In May 2018, the modern state of Israel celebrated its seventieth anniversary. The vast majority of Arabs alive today, and all of their leaders, don’t remember what the Israelis call their War of Independence and the Arab states call the Nakba (“catastrophe”). The last full-scale war between Arab states and Israel was in 1973, almost half a century ago. (There have been smaller conflicts between Israel and Iraq and Lebanon, but they weren’t supported by other Arab states, nor did any of those three conflicts involve an Arab coalition.) Most Arabs don’t feel trauma or injured pride for having been defeated by Israel; in parts of the Arab world, to the extent that enmity toward Israel remains, it results from a kind of momentum, or a feeling of the necessity of hostilities out of honor. Fifty years ago, overthrowing the Israeli regime would have felt to many Arabs like the restoration of the status quo. Today, Israel’s existence is the status quo, and people are more comfortable with preserving the status quo than with overthrowing it.
Meanwhile, in most of the Arab world, the ideology of Islamism has lost much of its appeal. As Arab states have increasingly developed a sense of national identity, they have relied less on Islamism for legitimacy. Financial prosperity and the appeal of Western life have also made those societies more secular than they used to be. Once promoters of international Islamism and organizations like al-Qaeda and the Muslim Brothers, the governments of the UAE, Saudi Arabia, and Bahrain now oppose them, as Islamism threatens their legitimacy. All these factors have made these states less Islamist, hence, less anti-Zionist.
Like the state of Israel, Arab states have now become the status quo. Just as most Arabs don’t remember life without Israel, they also don’t remember life without their own states. Pan-Arabism has lost ground to several Arab nation-states, and a legitimacy dependent upon anti-Zionism has been replaced by a legitimacy just based on the status quo. The main obstacle to recognizing Israel, anti-Zionism as a core for Arab identity, is largely no longer relevant. To be clear: This does not mean that anti-Semitism, anti-Zionism, and Islamism have disappeared from Arab societies—they have not—but just that they are not the high priorities they once were.
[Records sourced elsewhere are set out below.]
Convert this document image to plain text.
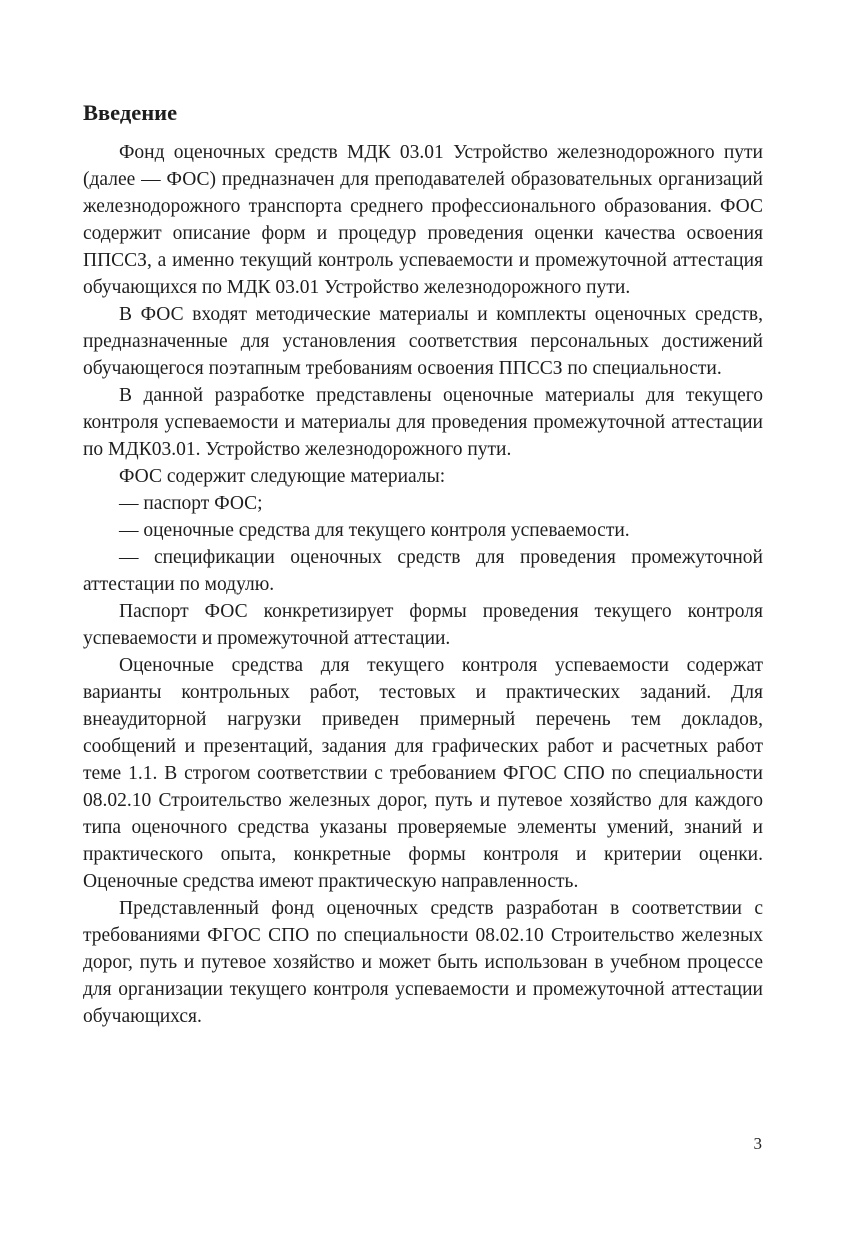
Введение

Фонд оценочных средств МДК 03.01 Устройство железнодорожного пути (далее — ФОС) предназначен для преподавателей образовательных организаций железнодорожного транспорта среднего профессионального образования. ФОС содержит описание форм и процедур проведения оценки качества освоения ППССЗ, а именно текущий контроль успеваемости и промежуточной аттестация обучающихся по МДК 03.01 Устройство железнодорожного пути.

В ФОС входят методические материалы и комплекты оценочных средств, предназначенные для установления соответствия персональных достижений обучающегося поэтапным требованиям освоения ППССЗ по специальности.

В данной разработке представлены оценочные материалы для текущего контроля успеваемости и материалы для проведения промежуточной аттестации по МДК03.01. Устройство железнодорожного пути.

ФОС содержит следующие материалы:

— паспорт ФОС;

— оценочные средства для текущего контроля успеваемости.

— спецификации оценочных средств для проведения промежуточной аттестации по модулю.

Паспорт ФОС конкретизирует формы проведения текущего контроля успеваемости и промежуточной аттестации.

Оценочные средства для текущего контроля успеваемости содержат варианты контрольных работ, тестовых и практических заданий. Для внеаудиторной нагрузки приведен примерный перечень тем докладов, сообщений и презентаций, задания для графических работ и расчетных работ теме 1.1. В строгом соответствии с требованием ФГОС СПО по специальности 08.02.10 Строительство железных дорог, путь и путевое хозяйство для каждого типа оценочного средства указаны проверяемые элементы умений, знаний и практического опыта, конкретные формы контроля и критерии оценки. Оценочные средства имеют практическую направленность.

Представленный фонд оценочных средств разработан в соответствии с требованиями ФГОС СПО по специальности 08.02.10 Строительство железных дорог, путь и путевое хозяйство и может быть использован в учебном процессе для организации текущего контроля успеваемости и промежуточной аттестации обучающихся.

3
Overall, as the Arab states have become more “normal,” foreign affairs have come to play a smaller role in their domestic politics.
There are obviously other factors at play, as well. Arab leaders have had it with the Palestinian leadership, which has rejected any peace deal because conflict benefits those leaders financially and keeps them in power. Iran’s regional aggressions against Israel and Arabs alike is a uniting factor among Arabs and Israel. The relocation of the U.S. embassy to Jerusalem has removed a bargaining chip from the hand of the Arab side.
There is a lesson here. While the Israeli-Arab conflict is effectively over, the Israeli-Palestinian conflict is not. The Israeli-Palestinian conflict will not cease to exist with the best deal on the table. It will only be resolved when the Palestinian leadership is forced by the Palestinian Arabs to drop anti-Zionism as a source for legitimacy. Once anti-Zionism doesn’t serve Mahmoud Abbas, or whoever replaces him, politically and financially, then, there will be hope for peace.